Gli esperti della società di ricerca americana Idc la chiamano “multiplied innovation” e altro non è che la seconda fase della trasformazione digitale, un processo di cambiamento (non solo tecnologico) che si sta avviando alla sua piena affermazione. Mai un’epoca come quella attuale, dicono gli analisti, ha presentato tante opportunità quanto rischi e per questo motivo gestire le complessità imposte da questa trasformazione richiede al management (Chief information officer, Chief financial officer e tutti i C-level) forze multiple, interne ed esterne alle organizzazioni, nuove capacità di leadership, senza trascurare la possibilità di fallimenti e ripensamenti anche sorprendenti.

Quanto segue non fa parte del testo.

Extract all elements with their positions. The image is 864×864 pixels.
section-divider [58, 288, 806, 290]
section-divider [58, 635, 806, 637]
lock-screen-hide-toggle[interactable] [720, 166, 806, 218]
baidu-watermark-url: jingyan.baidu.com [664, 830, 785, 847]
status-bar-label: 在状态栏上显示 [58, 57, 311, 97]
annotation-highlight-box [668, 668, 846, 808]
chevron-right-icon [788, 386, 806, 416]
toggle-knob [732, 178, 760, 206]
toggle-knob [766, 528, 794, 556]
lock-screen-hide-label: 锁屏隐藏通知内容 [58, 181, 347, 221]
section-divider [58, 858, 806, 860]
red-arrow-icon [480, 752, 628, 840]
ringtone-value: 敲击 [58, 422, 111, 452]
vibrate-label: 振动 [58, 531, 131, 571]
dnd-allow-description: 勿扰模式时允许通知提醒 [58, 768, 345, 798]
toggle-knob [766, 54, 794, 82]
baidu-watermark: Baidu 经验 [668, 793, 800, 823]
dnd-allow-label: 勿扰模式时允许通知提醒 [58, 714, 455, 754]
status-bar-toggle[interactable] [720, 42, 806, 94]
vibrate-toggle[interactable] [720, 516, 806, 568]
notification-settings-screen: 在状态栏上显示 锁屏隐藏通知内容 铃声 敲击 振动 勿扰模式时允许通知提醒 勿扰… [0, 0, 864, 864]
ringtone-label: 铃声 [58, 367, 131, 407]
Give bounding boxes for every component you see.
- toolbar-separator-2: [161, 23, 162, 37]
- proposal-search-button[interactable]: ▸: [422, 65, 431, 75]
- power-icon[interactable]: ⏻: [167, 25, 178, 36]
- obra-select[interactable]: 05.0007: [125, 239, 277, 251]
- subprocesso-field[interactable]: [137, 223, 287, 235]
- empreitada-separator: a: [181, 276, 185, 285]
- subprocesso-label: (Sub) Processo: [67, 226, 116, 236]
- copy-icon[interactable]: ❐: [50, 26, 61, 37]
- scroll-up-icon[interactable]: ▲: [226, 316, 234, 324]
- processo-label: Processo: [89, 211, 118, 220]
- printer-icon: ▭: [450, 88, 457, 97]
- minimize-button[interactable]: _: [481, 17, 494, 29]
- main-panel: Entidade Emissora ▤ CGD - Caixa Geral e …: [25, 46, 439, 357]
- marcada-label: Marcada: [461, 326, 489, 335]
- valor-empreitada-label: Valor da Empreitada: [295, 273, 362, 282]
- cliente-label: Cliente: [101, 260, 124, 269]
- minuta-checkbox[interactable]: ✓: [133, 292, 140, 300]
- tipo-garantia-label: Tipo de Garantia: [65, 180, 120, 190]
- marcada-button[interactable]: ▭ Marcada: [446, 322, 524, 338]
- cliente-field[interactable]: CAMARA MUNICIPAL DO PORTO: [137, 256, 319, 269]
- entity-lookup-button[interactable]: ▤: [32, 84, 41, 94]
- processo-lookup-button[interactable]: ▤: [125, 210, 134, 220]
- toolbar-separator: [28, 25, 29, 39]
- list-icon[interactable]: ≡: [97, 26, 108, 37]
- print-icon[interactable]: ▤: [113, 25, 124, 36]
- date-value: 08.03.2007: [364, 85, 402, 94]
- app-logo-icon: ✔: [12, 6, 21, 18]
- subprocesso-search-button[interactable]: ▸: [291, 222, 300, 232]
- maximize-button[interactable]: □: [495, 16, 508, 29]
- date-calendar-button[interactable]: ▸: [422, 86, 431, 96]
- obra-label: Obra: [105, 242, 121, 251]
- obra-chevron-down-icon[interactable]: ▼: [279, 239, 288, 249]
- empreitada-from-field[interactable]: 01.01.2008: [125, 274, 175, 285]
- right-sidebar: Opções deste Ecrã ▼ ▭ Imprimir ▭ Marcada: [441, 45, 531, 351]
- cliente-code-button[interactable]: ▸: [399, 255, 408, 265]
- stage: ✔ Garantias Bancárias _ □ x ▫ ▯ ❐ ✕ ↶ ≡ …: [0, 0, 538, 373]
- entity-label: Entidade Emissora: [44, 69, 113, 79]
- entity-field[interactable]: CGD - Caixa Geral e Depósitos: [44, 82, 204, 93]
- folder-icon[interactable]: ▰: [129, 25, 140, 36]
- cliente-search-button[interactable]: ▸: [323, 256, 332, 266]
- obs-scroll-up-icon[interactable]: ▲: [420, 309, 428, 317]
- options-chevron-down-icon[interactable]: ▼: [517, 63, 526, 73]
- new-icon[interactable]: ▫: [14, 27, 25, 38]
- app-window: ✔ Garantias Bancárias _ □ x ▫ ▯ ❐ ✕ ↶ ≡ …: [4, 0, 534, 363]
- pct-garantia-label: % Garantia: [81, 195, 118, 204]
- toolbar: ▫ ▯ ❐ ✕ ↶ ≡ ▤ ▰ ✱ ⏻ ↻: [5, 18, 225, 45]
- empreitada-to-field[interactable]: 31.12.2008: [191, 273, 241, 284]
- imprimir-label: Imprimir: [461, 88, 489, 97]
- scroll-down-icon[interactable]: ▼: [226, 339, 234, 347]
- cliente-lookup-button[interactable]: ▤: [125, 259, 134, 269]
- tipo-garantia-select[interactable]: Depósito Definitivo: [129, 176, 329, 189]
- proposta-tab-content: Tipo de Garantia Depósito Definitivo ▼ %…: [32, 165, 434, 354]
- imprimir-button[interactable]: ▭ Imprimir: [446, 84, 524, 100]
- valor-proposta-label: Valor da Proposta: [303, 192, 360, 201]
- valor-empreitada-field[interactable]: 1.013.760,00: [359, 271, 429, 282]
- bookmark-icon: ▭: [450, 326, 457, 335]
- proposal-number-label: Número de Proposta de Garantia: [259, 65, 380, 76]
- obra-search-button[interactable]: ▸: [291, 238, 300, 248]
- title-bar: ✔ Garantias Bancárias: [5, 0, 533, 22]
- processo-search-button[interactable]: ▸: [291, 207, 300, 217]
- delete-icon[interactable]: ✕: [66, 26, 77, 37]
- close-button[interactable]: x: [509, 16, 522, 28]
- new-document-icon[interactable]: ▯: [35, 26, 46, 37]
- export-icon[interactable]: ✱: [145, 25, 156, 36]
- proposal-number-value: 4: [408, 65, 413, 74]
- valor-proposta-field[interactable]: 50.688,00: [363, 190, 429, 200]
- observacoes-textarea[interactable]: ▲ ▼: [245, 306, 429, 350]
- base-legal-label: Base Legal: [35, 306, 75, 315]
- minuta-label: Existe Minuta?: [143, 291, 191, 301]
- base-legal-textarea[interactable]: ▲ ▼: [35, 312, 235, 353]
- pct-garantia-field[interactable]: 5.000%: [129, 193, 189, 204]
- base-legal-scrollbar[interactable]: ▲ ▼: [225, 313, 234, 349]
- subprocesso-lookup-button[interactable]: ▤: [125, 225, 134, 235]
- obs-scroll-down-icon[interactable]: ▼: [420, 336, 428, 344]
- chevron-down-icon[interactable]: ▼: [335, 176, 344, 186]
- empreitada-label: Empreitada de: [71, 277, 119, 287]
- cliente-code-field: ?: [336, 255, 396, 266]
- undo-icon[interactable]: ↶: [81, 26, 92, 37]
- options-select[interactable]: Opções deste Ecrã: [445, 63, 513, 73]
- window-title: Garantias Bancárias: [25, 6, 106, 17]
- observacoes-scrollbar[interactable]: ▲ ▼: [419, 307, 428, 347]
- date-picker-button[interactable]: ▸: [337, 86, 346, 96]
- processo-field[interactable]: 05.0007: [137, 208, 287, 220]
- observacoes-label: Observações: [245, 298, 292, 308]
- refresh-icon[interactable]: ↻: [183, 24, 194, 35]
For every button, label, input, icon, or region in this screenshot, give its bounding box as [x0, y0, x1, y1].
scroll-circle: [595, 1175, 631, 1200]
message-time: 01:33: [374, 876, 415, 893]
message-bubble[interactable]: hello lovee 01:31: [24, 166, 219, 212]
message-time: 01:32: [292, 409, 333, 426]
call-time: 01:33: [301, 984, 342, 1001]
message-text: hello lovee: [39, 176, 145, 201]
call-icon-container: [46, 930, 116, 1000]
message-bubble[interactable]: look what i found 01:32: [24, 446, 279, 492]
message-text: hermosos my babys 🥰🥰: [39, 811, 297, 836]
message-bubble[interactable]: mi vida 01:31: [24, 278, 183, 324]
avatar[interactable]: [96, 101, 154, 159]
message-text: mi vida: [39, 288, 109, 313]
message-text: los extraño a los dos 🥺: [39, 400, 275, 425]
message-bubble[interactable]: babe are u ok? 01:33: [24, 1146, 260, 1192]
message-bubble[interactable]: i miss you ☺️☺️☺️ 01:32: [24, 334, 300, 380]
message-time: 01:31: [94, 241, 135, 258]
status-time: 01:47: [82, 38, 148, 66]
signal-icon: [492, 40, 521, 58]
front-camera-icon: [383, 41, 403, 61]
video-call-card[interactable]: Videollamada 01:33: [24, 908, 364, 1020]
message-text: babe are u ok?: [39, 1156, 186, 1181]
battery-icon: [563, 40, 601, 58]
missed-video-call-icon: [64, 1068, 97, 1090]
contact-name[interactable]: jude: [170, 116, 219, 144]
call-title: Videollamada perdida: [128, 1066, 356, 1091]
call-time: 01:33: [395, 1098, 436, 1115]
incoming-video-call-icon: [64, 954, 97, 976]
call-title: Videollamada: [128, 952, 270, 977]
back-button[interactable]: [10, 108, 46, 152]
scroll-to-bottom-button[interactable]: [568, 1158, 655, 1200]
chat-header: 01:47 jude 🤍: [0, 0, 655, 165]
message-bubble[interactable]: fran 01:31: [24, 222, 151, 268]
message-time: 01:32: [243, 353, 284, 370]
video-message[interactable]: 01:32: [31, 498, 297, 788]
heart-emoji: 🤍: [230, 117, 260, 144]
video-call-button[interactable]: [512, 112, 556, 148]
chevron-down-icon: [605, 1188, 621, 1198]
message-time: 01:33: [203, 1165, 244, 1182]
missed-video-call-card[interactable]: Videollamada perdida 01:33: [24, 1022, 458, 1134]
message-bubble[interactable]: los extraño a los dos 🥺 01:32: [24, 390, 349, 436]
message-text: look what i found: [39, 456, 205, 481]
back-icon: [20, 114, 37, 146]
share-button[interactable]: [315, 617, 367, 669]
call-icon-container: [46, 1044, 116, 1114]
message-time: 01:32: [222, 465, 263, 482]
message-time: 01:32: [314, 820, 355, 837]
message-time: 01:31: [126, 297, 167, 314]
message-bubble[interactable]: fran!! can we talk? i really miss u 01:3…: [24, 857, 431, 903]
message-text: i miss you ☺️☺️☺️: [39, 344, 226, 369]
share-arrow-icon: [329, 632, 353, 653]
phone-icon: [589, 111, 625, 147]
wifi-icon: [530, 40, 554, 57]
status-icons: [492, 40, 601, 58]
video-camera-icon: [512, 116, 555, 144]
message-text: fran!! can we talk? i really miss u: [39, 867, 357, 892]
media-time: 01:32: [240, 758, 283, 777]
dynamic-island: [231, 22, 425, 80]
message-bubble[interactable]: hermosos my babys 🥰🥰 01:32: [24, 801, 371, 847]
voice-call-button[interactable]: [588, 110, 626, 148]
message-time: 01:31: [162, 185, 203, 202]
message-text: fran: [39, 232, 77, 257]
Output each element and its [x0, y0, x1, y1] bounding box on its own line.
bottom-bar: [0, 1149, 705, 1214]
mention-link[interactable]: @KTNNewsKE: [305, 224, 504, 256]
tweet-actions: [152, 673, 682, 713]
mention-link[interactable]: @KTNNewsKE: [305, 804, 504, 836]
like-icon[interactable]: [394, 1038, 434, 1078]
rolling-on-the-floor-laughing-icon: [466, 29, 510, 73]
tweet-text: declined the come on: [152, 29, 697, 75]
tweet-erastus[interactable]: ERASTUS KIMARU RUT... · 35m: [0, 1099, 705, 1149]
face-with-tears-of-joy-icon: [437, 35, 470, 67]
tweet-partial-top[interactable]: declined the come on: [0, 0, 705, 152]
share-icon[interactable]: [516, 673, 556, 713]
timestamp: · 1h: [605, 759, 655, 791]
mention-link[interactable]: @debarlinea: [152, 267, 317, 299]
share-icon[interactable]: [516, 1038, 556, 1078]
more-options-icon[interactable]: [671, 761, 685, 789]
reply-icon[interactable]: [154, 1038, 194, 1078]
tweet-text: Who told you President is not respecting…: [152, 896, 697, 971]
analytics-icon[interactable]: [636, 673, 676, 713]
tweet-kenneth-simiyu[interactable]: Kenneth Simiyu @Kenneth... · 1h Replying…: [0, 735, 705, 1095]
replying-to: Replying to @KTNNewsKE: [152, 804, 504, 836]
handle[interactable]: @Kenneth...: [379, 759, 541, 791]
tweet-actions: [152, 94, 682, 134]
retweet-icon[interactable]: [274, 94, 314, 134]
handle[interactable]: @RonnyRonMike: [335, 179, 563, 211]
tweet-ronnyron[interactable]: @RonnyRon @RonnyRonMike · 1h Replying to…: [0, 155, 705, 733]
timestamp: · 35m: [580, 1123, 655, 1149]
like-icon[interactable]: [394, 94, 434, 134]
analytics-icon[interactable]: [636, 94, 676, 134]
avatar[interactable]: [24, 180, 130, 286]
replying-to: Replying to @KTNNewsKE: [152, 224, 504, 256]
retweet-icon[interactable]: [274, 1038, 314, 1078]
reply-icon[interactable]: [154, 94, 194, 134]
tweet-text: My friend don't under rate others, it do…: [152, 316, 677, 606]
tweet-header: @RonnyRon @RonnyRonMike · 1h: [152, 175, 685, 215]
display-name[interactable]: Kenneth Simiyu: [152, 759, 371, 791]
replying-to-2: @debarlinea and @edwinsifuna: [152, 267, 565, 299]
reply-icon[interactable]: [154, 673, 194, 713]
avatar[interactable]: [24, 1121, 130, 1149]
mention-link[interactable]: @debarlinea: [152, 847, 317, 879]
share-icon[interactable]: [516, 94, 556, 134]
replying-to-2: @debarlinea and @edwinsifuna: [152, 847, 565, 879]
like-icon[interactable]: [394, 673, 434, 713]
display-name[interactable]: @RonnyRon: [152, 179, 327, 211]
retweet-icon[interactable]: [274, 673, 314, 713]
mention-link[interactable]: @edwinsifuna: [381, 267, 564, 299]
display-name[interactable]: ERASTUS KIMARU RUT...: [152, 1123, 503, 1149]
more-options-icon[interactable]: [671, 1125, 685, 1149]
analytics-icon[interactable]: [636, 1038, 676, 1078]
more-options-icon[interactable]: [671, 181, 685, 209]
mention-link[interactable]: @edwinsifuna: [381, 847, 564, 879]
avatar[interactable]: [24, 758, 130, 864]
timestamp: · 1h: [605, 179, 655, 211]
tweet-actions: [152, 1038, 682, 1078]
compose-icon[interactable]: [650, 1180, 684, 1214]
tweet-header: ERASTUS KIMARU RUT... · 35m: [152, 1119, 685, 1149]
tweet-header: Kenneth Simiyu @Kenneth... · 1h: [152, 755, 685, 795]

Perché una tecnologia è smart? La sfida della trasformazione, soprattutto, richiede “tecnologie intelligenti” in grado di abilitare e accelerare realmente la trasformazione e l’innovazione aziendale. Sul significato di “intelligente” attribuito servizi cloud e ai sistemi di intelligenza artificiale e machine learning, alle soluzioni di Big Data & Analytics e all’Internet of Things si sono espressi le aziende italiane che hanno partecipato all’ultimo appuntamento di “Digital Leaders on Stage”, tour itinerante dedicato all’innovazione organizzato proprio da Idc. Ebbene, secondo i Cio e i manager che si occupano del processo di digitalizzazione delle principali imprese e istituzioni italiane, una “tecnologia intelligente” è tale se innova in contesti prima impensabili (lo ha detto il 60% dei rispondenti), abilita un nuovo processo (il 53%), abilita nuove esperienze cliente/utente (il 48%) e trasforma un processo esistente (il 43%).
Decisioni più veloci e mirate. Il compito delle tecnologie, in un’era in cui le aspettative dei clienti e l’efficienza operativa sono condizionate da continui e improvvisi cambiamenti, non può più limitarsi a velocizzare ed automatizzare il lavoro manuale; gli strumenti digitali devono poter risolvere problemi più complessi, legati a una più puntuale analisi dei dati e ai processi di business, rendendo più veloci le decisioni e permettendo alle diverse figure aziendali di essere più coinvolte, informate e precise nella definizione dei risultati. Non deve quindi stupire, spiegano ancora gli esperti di Idc, il fatto che le “tecnologie intelligenti” come quelle sopracitate traineranno la spesa globale in progetti di digital transformation, una spesa che cresce a un ritmo doppio del Pil mondiale e che raddoppierà di valore nell’arco di cinque anni.
Un nuovo approccio di governance. Per i manager appare infatti chiaro come le piattaforme diventeranno sempre più importanti e come i dati saranno sempre più al centro della cosiddetta “intelligent enterprise”, e cioè l’impresa in grado di promuovere al proprio interno la cultura dell’innovazione come fattore competitivo, cambiando l’approccio al business in una prospettiva sempre più digitale. “Le esperienze di innovazione delle imprese italiane – ha precisato in proposito Fabio Rizzotto, Associate Vice President, Head of Research & Consulting in Idc Italia – denotano un cambio di passo significativo in termini di maturità. Sfide e complessità crescenti non stanno frenando, anzi stanno accrescendo la consapevolezza dell’importanza di sfruttare il potenziale di strumenti e piattaforme innovative da un lato e di accompagnare le strategie con approcci nuovi in termini di coinvolgimento, competenze, metodologie e governance dall’altro”. Una gestione più “intelligente” dell’azienda e dell’organizzazione in funzione del business, in altre parole, in cui etica, sostenibilità, trasparenza, performance e automazione diventano elementi centrali e sinergici fra di loro.